Darconville heard the irony but kept counsel, feeling only the vibrations of her increased step in awkward silence as she stumped along homeward, pausing only to eye the sky at intervals from under her wide hat as if searching the heavens for any indication of justice or balance, a clue, of any degree, to the moderating power of the universe, some kind of proof of the stamp celestial. They were soon not far from the street where they’d first begun their walk when Darconville’s companion decided to speak,
“I lost my stepmother in the same way,” said Miss Trappe, her little mouth trembling. She tried, unsuccessfully, to shape her hands— carelessly hopping up — to an attitude of resignation. “She was coming home at dusk with several just-packed jars of autumn honey and was run down by a passing motorist, who simply drove on.” Her eyes were filling up, her hat quivering. “She was not killed right away — the report from the hospital was that she kept feverishly repeating, ‘My honey. My honey.’ Just that. ‘My honey.’ I mustn’t fail to tell you, Darconville,” sobbed Miss Trappe, “I was neither the pretty nor the favored child, but how I ran—” She gasped to breathe out pain. “—ran to her.” She smiled up through a runnel of tears. “Hearts,” she said, “was Mrs.
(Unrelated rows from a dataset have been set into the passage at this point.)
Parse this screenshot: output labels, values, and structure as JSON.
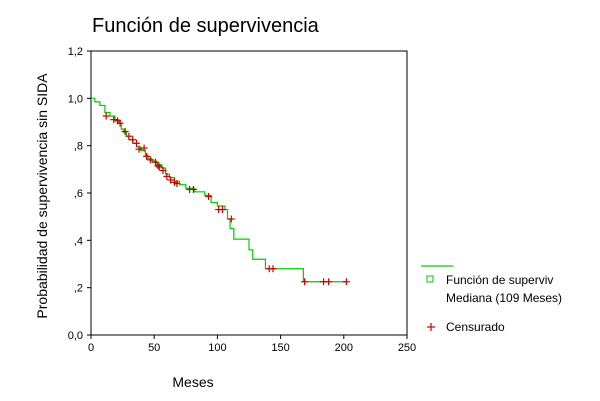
{
  "chart_data": {
    "type": "line",
    "title": "Función de supervivencia",
    "xlabel": "Meses",
    "ylabel": "Probabilidad de supervivencia sin SIDA",
    "xlim": [
      0,
      250
    ],
    "ylim": [
      0,
      1.2
    ],
    "x_ticks": [
      0,
      50,
      100,
      150,
      200,
      250
    ],
    "x_tick_labels": [
      "0",
      "50",
      "100",
      "150",
      "200",
      "250"
    ],
    "y_ticks": [
      0,
      0.2,
      0.4,
      0.6,
      0.8,
      1.0,
      1.2
    ],
    "y_tick_labels": [
      "0,0",
      ",2",
      ",4",
      ",6",
      ",8",
      "1,0",
      "1,2"
    ],
    "grid": false,
    "legend_position": "right",
    "colors": {
      "survival": "#00cc00",
      "censored": "#cc0000"
    },
    "series": [
      {
        "name": "Función de superviv",
        "kind": "step",
        "x": [
          0,
          3,
          7,
          11,
          15,
          19,
          22,
          24,
          26,
          28,
          30,
          33,
          36,
          39,
          43,
          45,
          48,
          52,
          56,
          59,
          62,
          66,
          70,
          75,
          82,
          90,
          95,
          100,
          106,
          108,
          110,
          113,
          125,
          128,
          138,
          145,
          168,
          202
        ],
        "y": [
          1.0,
          0.985,
          0.97,
          0.94,
          0.925,
          0.91,
          0.895,
          0.87,
          0.855,
          0.84,
          0.825,
          0.81,
          0.795,
          0.78,
          0.76,
          0.745,
          0.735,
          0.72,
          0.705,
          0.68,
          0.665,
          0.65,
          0.635,
          0.62,
          0.605,
          0.59,
          0.56,
          0.545,
          0.53,
          0.49,
          0.45,
          0.405,
          0.36,
          0.32,
          0.28,
          0.28,
          0.225,
          0.225
        ]
      },
      {
        "name": "Censurado",
        "kind": "censored",
        "x": [
          12,
          18,
          21,
          23,
          27,
          30,
          33,
          36,
          38,
          42,
          44,
          47,
          51,
          53,
          54,
          57,
          60,
          63,
          66,
          68,
          78,
          81,
          93,
          101,
          104,
          111,
          141,
          144,
          169,
          184,
          188,
          202
        ],
        "y": [
          0.925,
          0.91,
          0.905,
          0.895,
          0.86,
          0.84,
          0.825,
          0.81,
          0.785,
          0.79,
          0.755,
          0.74,
          0.73,
          0.715,
          0.71,
          0.695,
          0.67,
          0.655,
          0.645,
          0.64,
          0.615,
          0.615,
          0.585,
          0.53,
          0.53,
          0.49,
          0.28,
          0.28,
          0.225,
          0.225,
          0.225,
          0.225
        ]
      }
    ],
    "legend": {
      "survival_label": "Función de superviv",
      "median_label": "Mediana (109 Meses)",
      "censored_label": "Censurado"
    }
  }
}
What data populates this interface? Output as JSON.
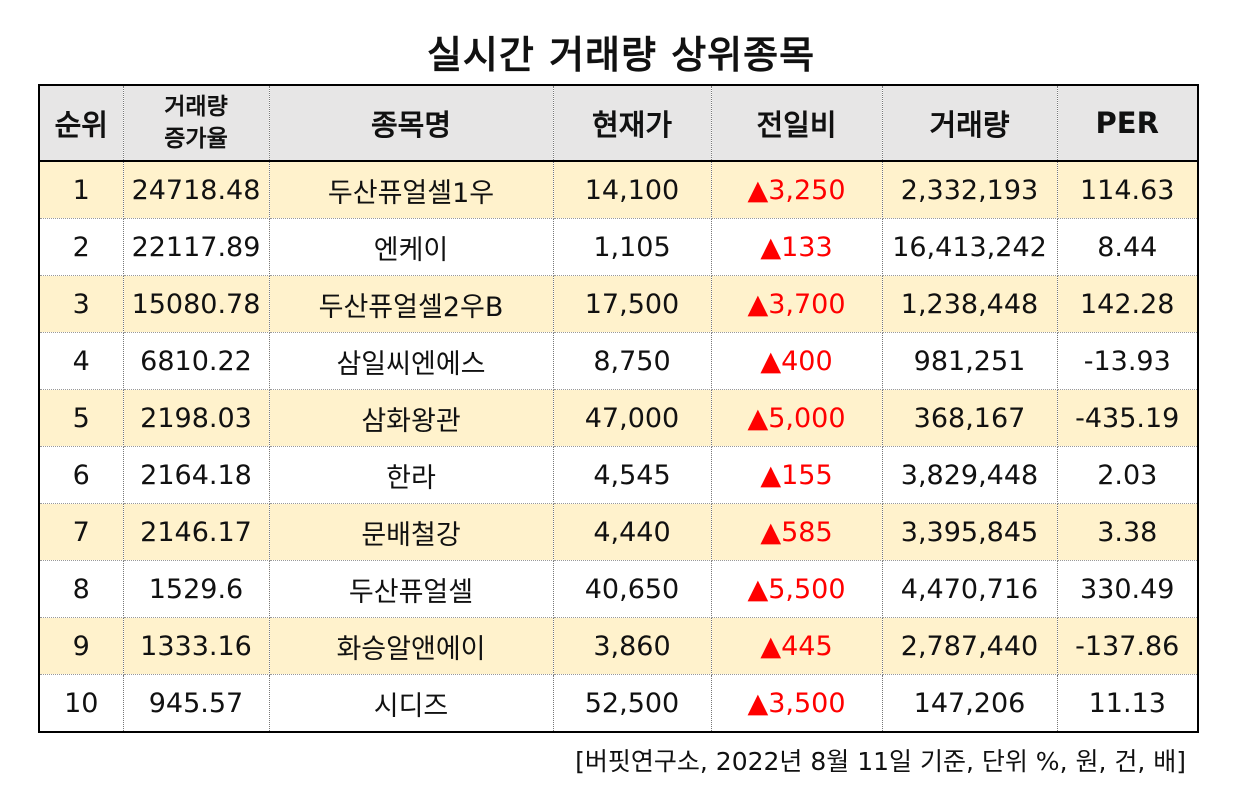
{
  "title": "실시간 거래량 상위종목",
  "table": {
    "headers": {
      "rank": "순위",
      "rate_line1": "거래량",
      "rate_line2": "증가율",
      "name": "종목명",
      "price": "현재가",
      "diff": "전일비",
      "volume": "거래량",
      "per": "PER"
    },
    "rows": [
      {
        "rank": "1",
        "rate": "24718.48",
        "name": "두산퓨얼셀1우",
        "price": "14,100",
        "diff": "▲3,250",
        "volume": "2,332,193",
        "per": "114.63"
      },
      {
        "rank": "2",
        "rate": "22117.89",
        "name": "엔케이",
        "price": "1,105",
        "diff": "▲133",
        "volume": "16,413,242",
        "per": "8.44"
      },
      {
        "rank": "3",
        "rate": "15080.78",
        "name": "두산퓨얼셀2우B",
        "price": "17,500",
        "diff": "▲3,700",
        "volume": "1,238,448",
        "per": "142.28"
      },
      {
        "rank": "4",
        "rate": "6810.22",
        "name": "삼일씨엔에스",
        "price": "8,750",
        "diff": "▲400",
        "volume": "981,251",
        "per": "-13.93"
      },
      {
        "rank": "5",
        "rate": "2198.03",
        "name": "삼화왕관",
        "price": "47,000",
        "diff": "▲5,000",
        "volume": "368,167",
        "per": "-435.19"
      },
      {
        "rank": "6",
        "rate": "2164.18",
        "name": "한라",
        "price": "4,545",
        "diff": "▲155",
        "volume": "3,829,448",
        "per": "2.03"
      },
      {
        "rank": "7",
        "rate": "2146.17",
        "name": "문배철강",
        "price": "4,440",
        "diff": "▲585",
        "volume": "3,395,845",
        "per": "3.38"
      },
      {
        "rank": "8",
        "rate": "1529.6",
        "name": "두산퓨얼셀",
        "price": "40,650",
        "diff": "▲5,500",
        "volume": "4,470,716",
        "per": "330.49"
      },
      {
        "rank": "9",
        "rate": "1333.16",
        "name": "화승알앤에이",
        "price": "3,860",
        "diff": "▲445",
        "volume": "2,787,440",
        "per": "-137.86"
      },
      {
        "rank": "10",
        "rate": "945.57",
        "name": "시디즈",
        "price": "52,500",
        "diff": "▲3,500",
        "volume": "147,206",
        "per": "11.13"
      }
    ]
  },
  "source_note": "[버핏연구소, 2022년 8월 11일 기준, 단위 %, 원, 건, 배]",
  "colors": {
    "header_bg": "#e7e6e6",
    "odd_row_bg": "#fff2cc",
    "even_row_bg": "#ffffff",
    "up_color": "#ff0000"
  }
}
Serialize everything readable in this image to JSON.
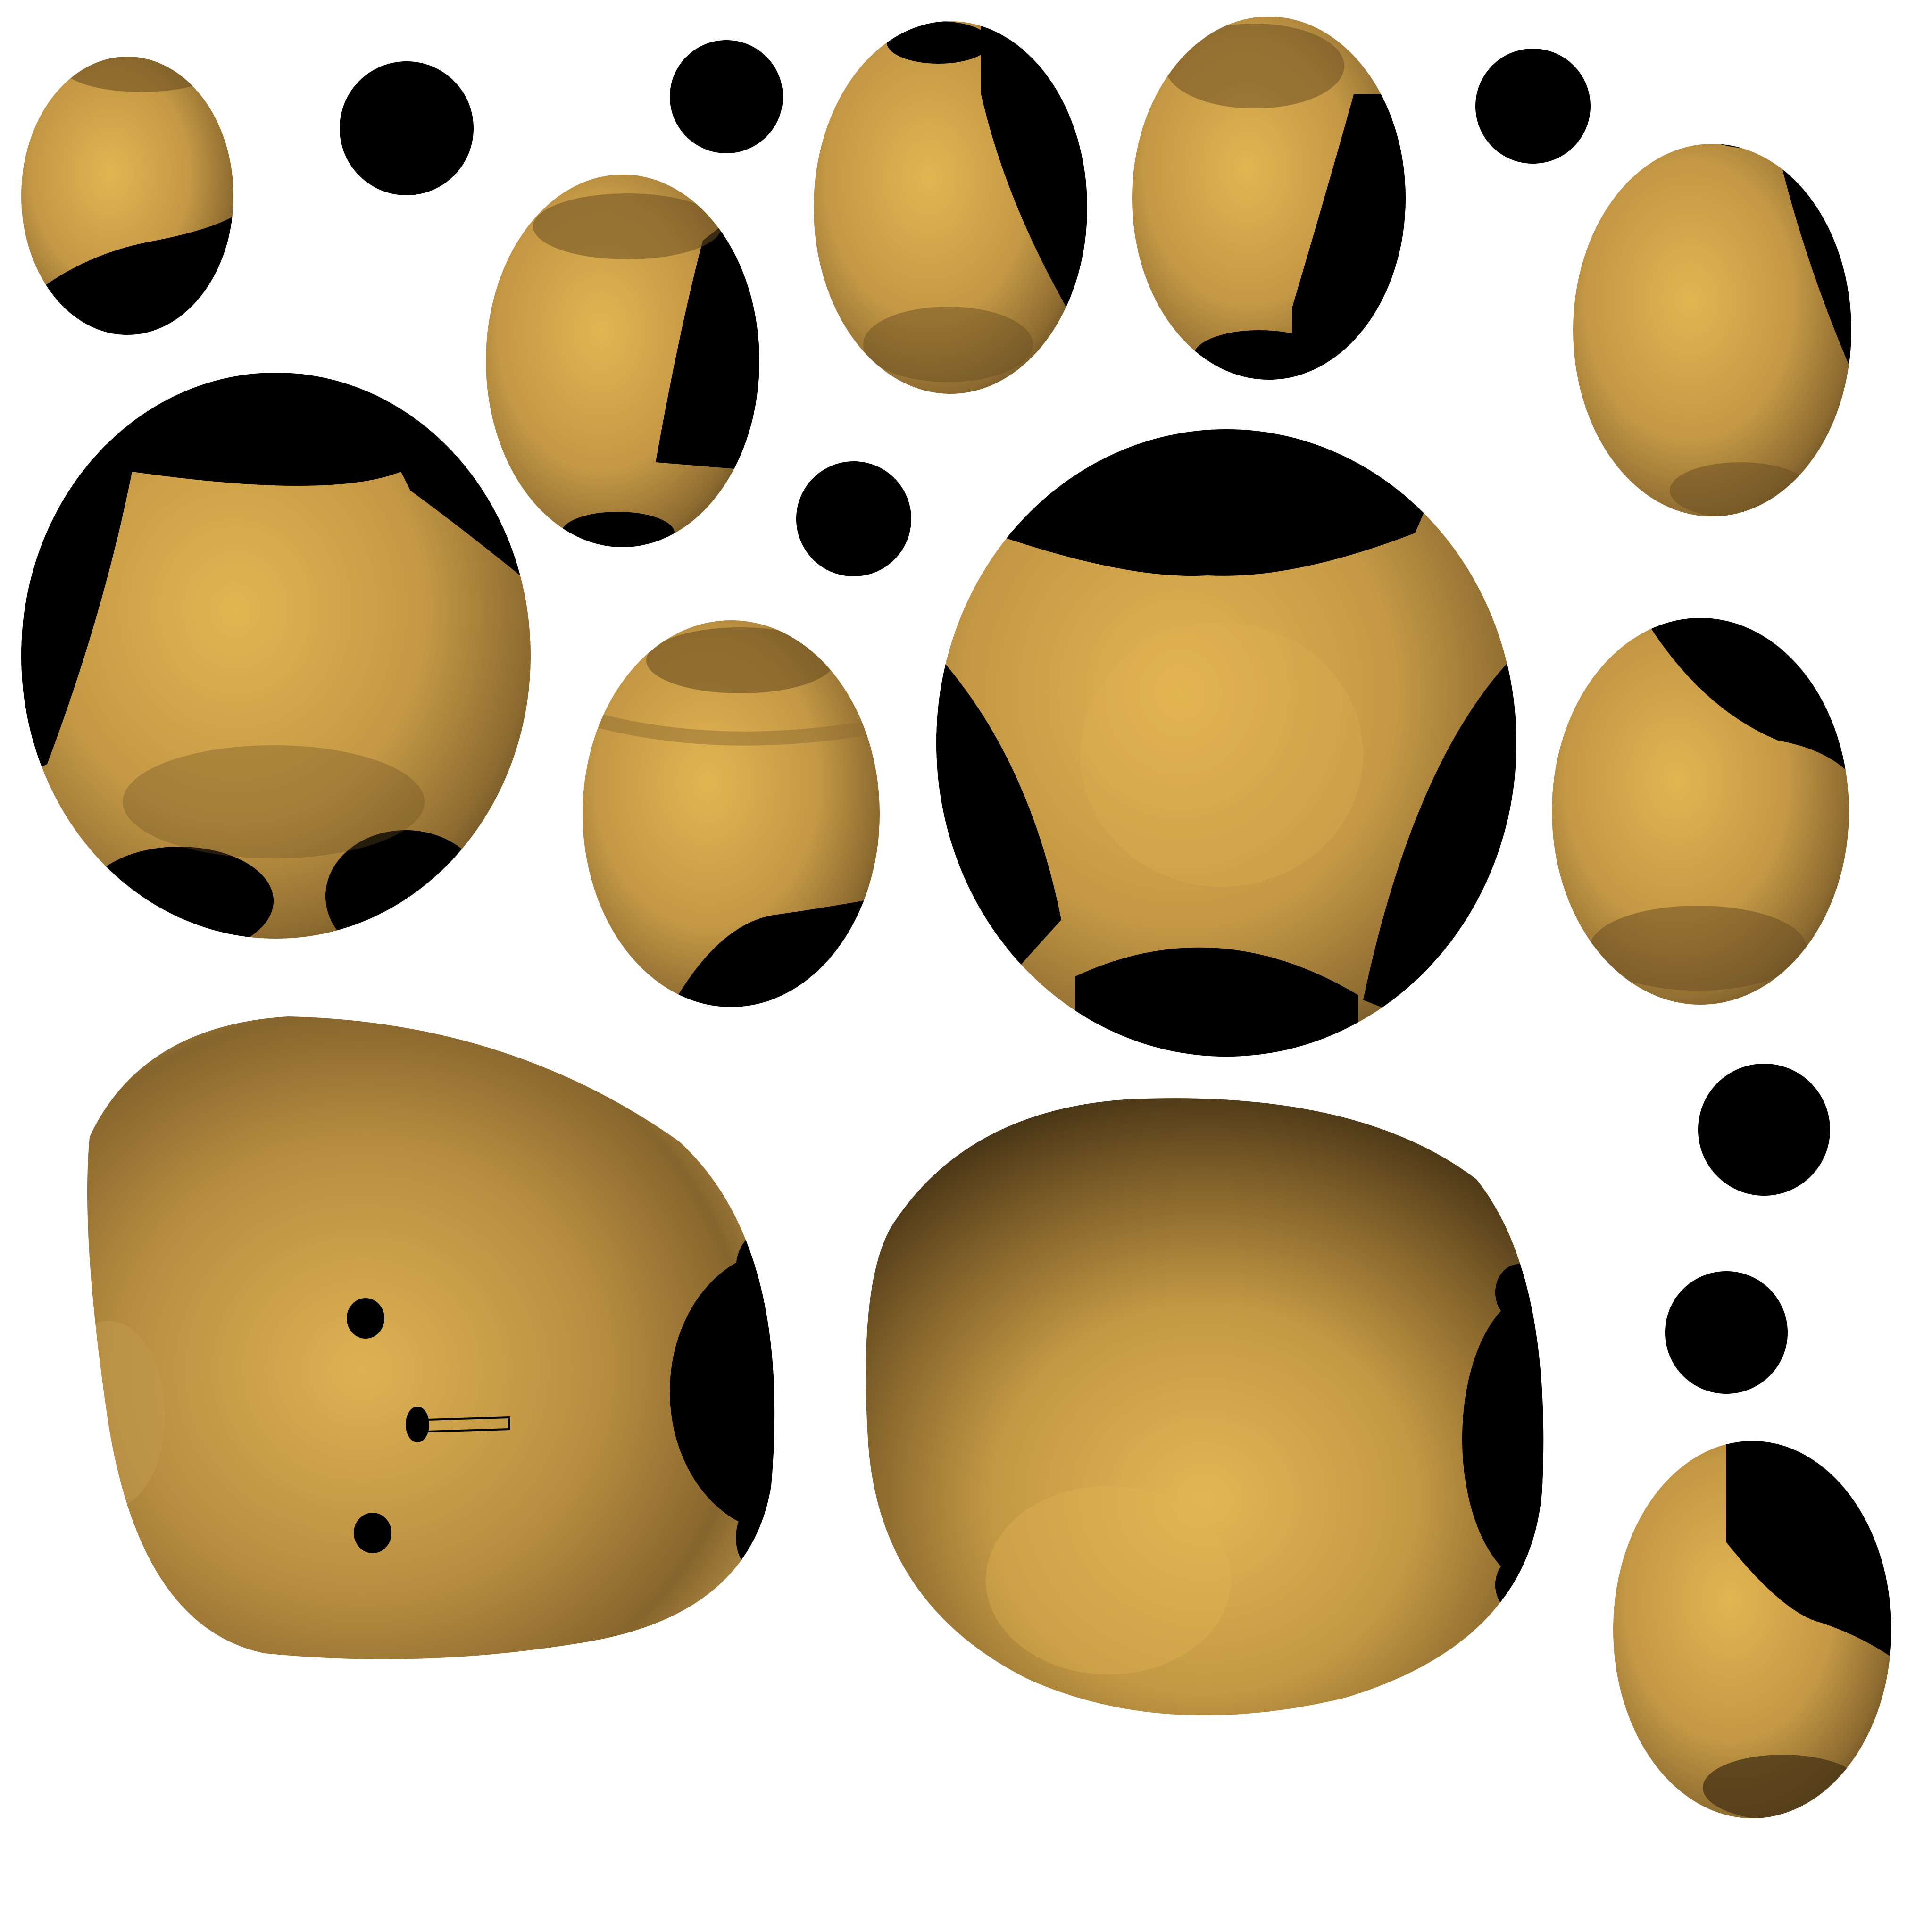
{
  "palette": {
    "background": "#ffffff",
    "gold_light": "#e2b552",
    "gold_mid": "#c49845",
    "gold_dark": "#8e6c31",
    "gold_deep": "#5e4520",
    "shadow": "#000000"
  },
  "canvas": {
    "title": "",
    "element_count": 21
  }
}
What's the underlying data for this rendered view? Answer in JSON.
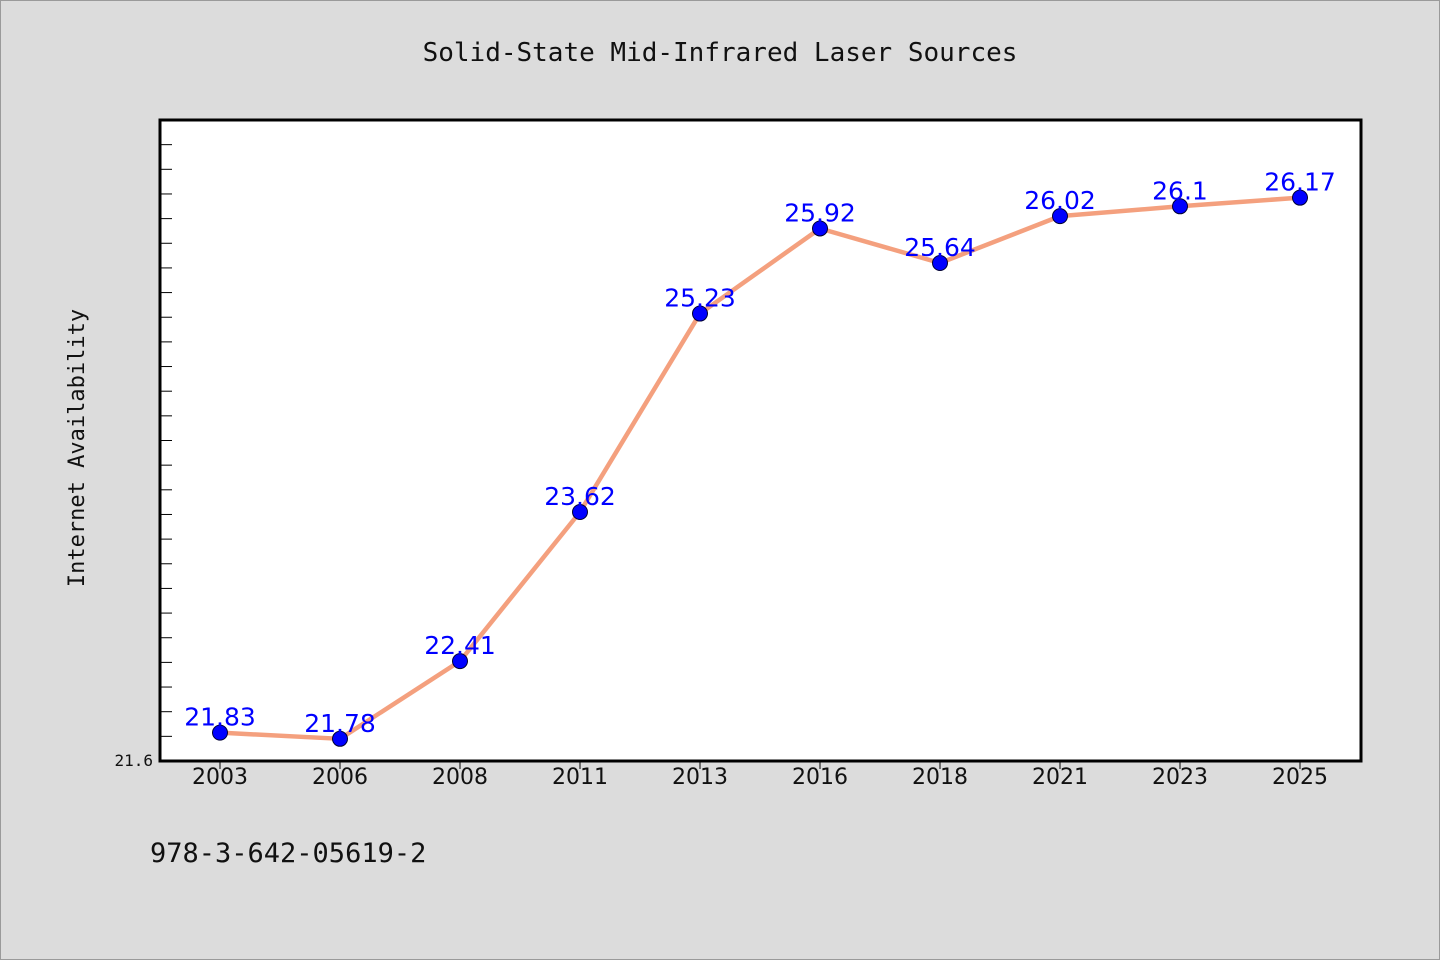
{
  "chart_data": {
    "type": "line",
    "title": "Solid-State Mid-Infrared Laser Sources",
    "xlabel": "",
    "ylabel": "Internet Availability",
    "categories": [
      "2003",
      "2006",
      "2008",
      "2011",
      "2013",
      "2016",
      "2018",
      "2021",
      "2023",
      "2025"
    ],
    "series": [
      {
        "values": [
          21.83,
          21.78,
          22.41,
          23.62,
          25.23,
          25.92,
          25.64,
          26.02,
          26.1,
          26.17
        ]
      }
    ],
    "data_labels": [
      "21.83",
      "21.78",
      "22.41",
      "23.62",
      "25.23",
      "25.92",
      "25.64",
      "26.02",
      "26.1",
      "26.17"
    ],
    "y_tick_labels": [
      "21.6"
    ],
    "ylim": [
      21.6,
      26.8
    ],
    "grid": false,
    "legend": "none",
    "colors": {
      "line": "#f4a07e",
      "marker": "#0000ff",
      "marker_edge": "#000033",
      "data_label": "#0000ff",
      "plot_background": "#ffffff",
      "page_background": "#dcdcdc"
    }
  },
  "footer": {
    "isbn": "978-3-642-05619-2"
  }
}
Battle’s favorite suit.” And wiping a tear from her pitted nose, she repeated, “ ‘My honey.’ “ She swallowed. “I wanted to believe, you know, that she was asking for me.”
“She was calling you.”
Miss Trappe lifted up two little gerbil eyes and simply shook her head. Her nose was dripping. And as Darconville took her hand, soft as bird’s-eye, she heaved up the sorrow weltering in her heart. “No,” she wept, “she said she never loved me, then screamed it, Darconville, laying there like dead metal, she sere—” Darconville’s heart almost misgave. “I was s-so ashamed,” she whispered into his chest with a tiny humiliated voice, shattering with sobs, “ I completely w-wet myself, all over .”
Weeping to her feet, she suddenly turned her face up defiantly toward the sky and looked with a hideous grimace into infinity, as if to say not balanced yet, O crafty universe, not balanced yet.